索引。当用户输入查询时,可以将其作为检索的输入,然后使用特定的算法找到最接近查询的数据存储的一小部分,在矢量数据库的情况下,特定的算法是前面提到的NNS和ANNS算法。
Fig. 3. A complex application of vector database + LLM for scientific research.
图3。一个复杂的应用向量数据库+ LLM的科学研究。
For a workflow that incorporates a large language model and a vector database, it can be understood by splitting it into four levels: the user level, the model level, the AI database level, and the data level, respectively.
对于包含大型语言模型和矢量数据库的工作流,可以通过将其分为四个级别来理解:用户级别、模型级别、人工智能数据库级别和数据级别。
For a user who has never been exposed to large language modeling, it is possible to enter natural language to describe their problem. For a user who is proficient in large language modeling, a well-designed prompt can be entered.
对于从未接触过大型语言建模的用户来说,可以输入自然语言来描述他们的问题。对于精通大型语言建模的用户,可以输入精心设计的提示。
The LLM next processes the problem to extract the key-words in it, or in the case of open source LLMs, the corresponding vector embeddings can be obtained directly.

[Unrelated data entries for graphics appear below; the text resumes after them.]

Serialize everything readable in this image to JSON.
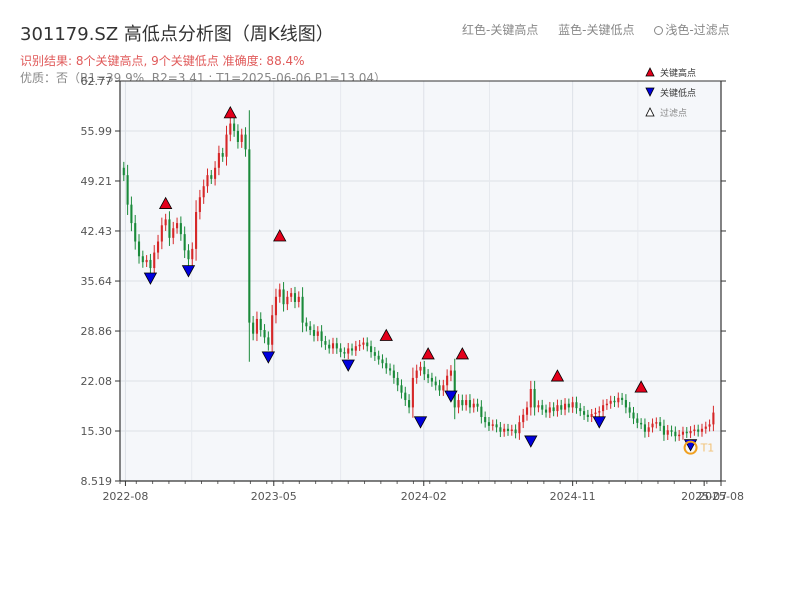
{
  "title": "301179.SZ 高低点分析图（周K线图）",
  "header_legend": {
    "red": "红色-关键高点",
    "blue": "蓝色-关键低点",
    "light": "浅色-过滤点"
  },
  "result_line": "识别结果: 8个关键高点, 9个关键低点  准确度: 88.4%",
  "quality_line": "优质：否（R1=39.9%, R2=3.41 ; T1=2025-06-06 P1=13.04）",
  "chart_data": {
    "type": "candlestick",
    "ylim": [
      8.519,
      62.77
    ],
    "yticks": [
      "62.77",
      "55.99",
      "49.21",
      "42.43",
      "35.64",
      "28.86",
      "22.08",
      "15.30",
      "8.519"
    ],
    "xticks": [
      "2022-08",
      "2023-05",
      "2024-02",
      "2024-11",
      "2025-07",
      "2025-08"
    ],
    "colors": {
      "up": "#d62728",
      "down": "#1a8a3a",
      "high": "#e3001b",
      "low": "#0000dd",
      "t1": "#f0a020"
    },
    "legend": [
      {
        "label": "关键高点",
        "marker": "triangle-up",
        "color": "#e3001b"
      },
      {
        "label": "关键低点",
        "marker": "triangle-down",
        "color": "#0000dd"
      },
      {
        "label": "过滤点",
        "marker": "triangle-up",
        "color": "#ffffff"
      }
    ],
    "key_highs": [
      {
        "date": "2022-10-14",
        "value": 45.2
      },
      {
        "date": "2023-02-10",
        "value": 57.5
      },
      {
        "date": "2023-05-12",
        "value": 40.8
      },
      {
        "date": "2023-11-24",
        "value": 27.3
      },
      {
        "date": "2024-02-09",
        "value": 24.8
      },
      {
        "date": "2024-04-12",
        "value": 24.8
      },
      {
        "date": "2024-10-04",
        "value": 21.8
      },
      {
        "date": "2025-03-07",
        "value": 20.3
      }
    ],
    "key_lows": [
      {
        "date": "2022-09-16",
        "value": 37.0
      },
      {
        "date": "2022-11-25",
        "value": 38.0
      },
      {
        "date": "2023-04-21",
        "value": 26.3
      },
      {
        "date": "2023-09-15",
        "value": 25.2
      },
      {
        "date": "2024-01-26",
        "value": 17.5
      },
      {
        "date": "2024-03-22",
        "value": 21.0
      },
      {
        "date": "2024-08-16",
        "value": 14.9
      },
      {
        "date": "2024-12-20",
        "value": 17.5
      },
      {
        "date": "2025-06-06",
        "value": 14.4
      }
    ],
    "t1_marker": {
      "date": "2025-06-06",
      "value": 13.04,
      "label": "T1"
    },
    "closes": [
      [
        "2022-07-29",
        50.0
      ],
      [
        "2022-08-05",
        46.0
      ],
      [
        "2022-08-12",
        43.5
      ],
      [
        "2022-08-19",
        41.0
      ],
      [
        "2022-08-26",
        39.0
      ],
      [
        "2022-09-02",
        38.2
      ],
      [
        "2022-09-09",
        38.5
      ],
      [
        "2022-09-16",
        37.4
      ],
      [
        "2022-09-23",
        39.5
      ],
      [
        "2022-09-30",
        41.0
      ],
      [
        "2022-10-07",
        43.2
      ],
      [
        "2022-10-14",
        44.0
      ],
      [
        "2022-10-21",
        41.5
      ],
      [
        "2022-10-28",
        42.8
      ],
      [
        "2022-11-04",
        43.5
      ],
      [
        "2022-11-11",
        42.0
      ],
      [
        "2022-11-18",
        39.8
      ],
      [
        "2022-11-25",
        38.6
      ],
      [
        "2022-12-02",
        40.0
      ],
      [
        "2022-12-09",
        45.0
      ],
      [
        "2022-12-16",
        47.0
      ],
      [
        "2022-12-23",
        48.5
      ],
      [
        "2022-12-30",
        50.0
      ],
      [
        "2023-01-06",
        49.5
      ],
      [
        "2023-01-13",
        51.0
      ],
      [
        "2023-01-20",
        53.0
      ],
      [
        "2023-01-27",
        52.5
      ],
      [
        "2023-02-03",
        55.5
      ],
      [
        "2023-02-10",
        57.0
      ],
      [
        "2023-02-17",
        56.0
      ],
      [
        "2023-02-24",
        54.5
      ],
      [
        "2023-03-03",
        55.5
      ],
      [
        "2023-03-10",
        53.5
      ],
      [
        "2023-03-17",
        30.0
      ],
      [
        "2023-03-24",
        28.5
      ],
      [
        "2023-03-31",
        30.5
      ],
      [
        "2023-04-07",
        29.0
      ],
      [
        "2023-04-14",
        28.0
      ],
      [
        "2023-04-21",
        27.0
      ],
      [
        "2023-04-28",
        31.0
      ],
      [
        "2023-05-05",
        33.5
      ],
      [
        "2023-05-12",
        34.5
      ],
      [
        "2023-05-19",
        32.5
      ],
      [
        "2023-05-26",
        33.5
      ],
      [
        "2023-06-02",
        34.0
      ],
      [
        "2023-06-09",
        32.8
      ],
      [
        "2023-06-16",
        33.5
      ],
      [
        "2023-06-23",
        30.0
      ],
      [
        "2023-06-30",
        29.5
      ],
      [
        "2023-07-07",
        29.0
      ],
      [
        "2023-07-14",
        28.2
      ],
      [
        "2023-07-21",
        28.8
      ],
      [
        "2023-07-28",
        27.5
      ],
      [
        "2023-08-04",
        27.0
      ],
      [
        "2023-08-11",
        26.5
      ],
      [
        "2023-08-18",
        27.2
      ],
      [
        "2023-08-25",
        26.5
      ],
      [
        "2023-09-01",
        26.0
      ],
      [
        "2023-09-08",
        25.8
      ],
      [
        "2023-09-15",
        26.5
      ],
      [
        "2023-09-22",
        26.2
      ],
      [
        "2023-09-29",
        26.8
      ],
      [
        "2023-10-06",
        27.0
      ],
      [
        "2023-10-13",
        27.3
      ],
      [
        "2023-10-20",
        26.8
      ],
      [
        "2023-10-27",
        26.0
      ],
      [
        "2023-11-03",
        25.5
      ],
      [
        "2023-11-10",
        25.0
      ],
      [
        "2023-11-17",
        24.5
      ],
      [
        "2023-11-24",
        23.8
      ],
      [
        "2023-12-01",
        23.5
      ],
      [
        "2023-12-08",
        22.5
      ],
      [
        "2023-12-15",
        21.5
      ],
      [
        "2023-12-22",
        20.5
      ],
      [
        "2023-12-29",
        19.5
      ],
      [
        "2024-01-05",
        18.5
      ],
      [
        "2024-01-12",
        22.5
      ],
      [
        "2024-01-19",
        23.5
      ],
      [
        "2024-01-26",
        24.0
      ],
      [
        "2024-02-02",
        23.0
      ],
      [
        "2024-02-09",
        22.5
      ],
      [
        "2024-02-16",
        22.0
      ],
      [
        "2024-02-23",
        21.5
      ],
      [
        "2024-03-01",
        20.8
      ],
      [
        "2024-03-08",
        21.5
      ],
      [
        "2024-03-15",
        22.8
      ],
      [
        "2024-03-22",
        23.5
      ],
      [
        "2024-03-29",
        18.5
      ],
      [
        "2024-04-05",
        19.5
      ],
      [
        "2024-04-12",
        18.8
      ],
      [
        "2024-04-19",
        19.5
      ],
      [
        "2024-04-26",
        18.5
      ],
      [
        "2024-05-03",
        19.0
      ],
      [
        "2024-05-10",
        18.6
      ],
      [
        "2024-05-17",
        17.2
      ],
      [
        "2024-05-24",
        16.5
      ],
      [
        "2024-05-31",
        16.0
      ],
      [
        "2024-06-07",
        16.2
      ],
      [
        "2024-06-14",
        15.8
      ],
      [
        "2024-06-21",
        15.2
      ],
      [
        "2024-06-28",
        15.6
      ],
      [
        "2024-07-05",
        15.3
      ],
      [
        "2024-07-12",
        15.5
      ],
      [
        "2024-07-19",
        15.0
      ],
      [
        "2024-07-26",
        16.5
      ],
      [
        "2024-08-02",
        17.5
      ],
      [
        "2024-08-09",
        18.5
      ],
      [
        "2024-08-16",
        21.0
      ],
      [
        "2024-08-23",
        18.5
      ],
      [
        "2024-08-30",
        18.8
      ],
      [
        "2024-09-06",
        18.2
      ],
      [
        "2024-09-13",
        17.8
      ],
      [
        "2024-09-20",
        18.5
      ],
      [
        "2024-09-27",
        18.0
      ],
      [
        "2024-10-04",
        18.8
      ],
      [
        "2024-10-11",
        18.2
      ],
      [
        "2024-10-18",
        19.0
      ],
      [
        "2024-10-25",
        18.5
      ],
      [
        "2024-11-01",
        19.2
      ],
      [
        "2024-11-08",
        18.4
      ],
      [
        "2024-11-15",
        18.0
      ],
      [
        "2024-11-22",
        17.5
      ],
      [
        "2024-11-29",
        17.2
      ],
      [
        "2024-12-06",
        17.6
      ],
      [
        "2024-12-13",
        17.8
      ],
      [
        "2024-12-20",
        18.0
      ],
      [
        "2024-12-27",
        18.8
      ],
      [
        "2025-01-03",
        19.0
      ],
      [
        "2025-01-10",
        19.4
      ],
      [
        "2025-01-17",
        19.2
      ],
      [
        "2025-01-24",
        19.8
      ],
      [
        "2025-01-31",
        19.5
      ],
      [
        "2025-02-07",
        18.5
      ],
      [
        "2025-02-14",
        17.8
      ],
      [
        "2025-02-21",
        17.0
      ],
      [
        "2025-02-28",
        16.4
      ],
      [
        "2025-03-07",
        16.2
      ],
      [
        "2025-03-14",
        15.2
      ],
      [
        "2025-03-21",
        15.8
      ],
      [
        "2025-03-28",
        16.3
      ],
      [
        "2025-04-04",
        16.5
      ],
      [
        "2025-04-11",
        16.0
      ],
      [
        "2025-04-18",
        14.8
      ],
      [
        "2025-04-25",
        15.4
      ],
      [
        "2025-05-02",
        15.2
      ],
      [
        "2025-05-09",
        14.6
      ],
      [
        "2025-05-16",
        14.8
      ],
      [
        "2025-05-23",
        15.2
      ],
      [
        "2025-05-30",
        15.0
      ],
      [
        "2025-06-06",
        15.3
      ],
      [
        "2025-06-13",
        15.5
      ],
      [
        "2025-06-20",
        15.2
      ],
      [
        "2025-06-27",
        15.6
      ],
      [
        "2025-07-04",
        15.9
      ],
      [
        "2025-07-11",
        16.2
      ],
      [
        "2025-07-18",
        17.8
      ]
    ]
  }
}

LLM接下来处理该问题以提取其中的关键词,或者在开源LLM的情况下,可以直接获得相应的向量嵌入。
The vector database stores unstructured data and their joint embeddings. The next step is to go to the vector database to find similar nearest neighbors. The ones obtained from the sequences in the big language model are compared with the vector encodings in the vector database, by means of the NNS or ANNS algorithms. And different results are derived through a predefined serialization chain, which plays the role of a search engine.
矢量数据库存储非结构化数据及其联合嵌入。下一步是转到矢量数据库,查找相似的最近邻居。通过NNS或ANNS算法,将从大语言模型中的序列中获得的编码与向量数据库中的向量编码进行比较。不同的结果是通过一个预定义的序列化链得出的,它扮演着搜索引擎的角色。
If it is not a generalized question, the results derived need to be further put into the domain model, for example, imagine we are seeking an intelligent scientific assistant, which can be put
into the model of AI4S to get professional results. Eventually it can be placed again into the LLM to get coherent generated results.
如果这不是一个广义的问题,则需要将得出的结果进一步放入领域模型中,例如,想象我们正在寻找一个智能的科学助理,它可以放入AI4S的模型中以获得专业的结果。最终,可以将其再次放入LLM中以获得相干生成的结果。
For the data layer located at the bottom, one can choose from a variety of file formats such as PDF, CSV , MD, DOC,PNG, SQL, etc., and its sources can be journals, conferences,textbooks, and so on. Corresponding disciplines can be art,science, engineering, business, medicine, law, and etc.
对于位于底部的数据层,可以从PDF、CSV、MD、DOC、PNG、SQL等多种文件格式中进行选择,其来源可以是期刊、会议、教科书等。相应的学科可以是艺术、科学、工程、商业、医学、法律等。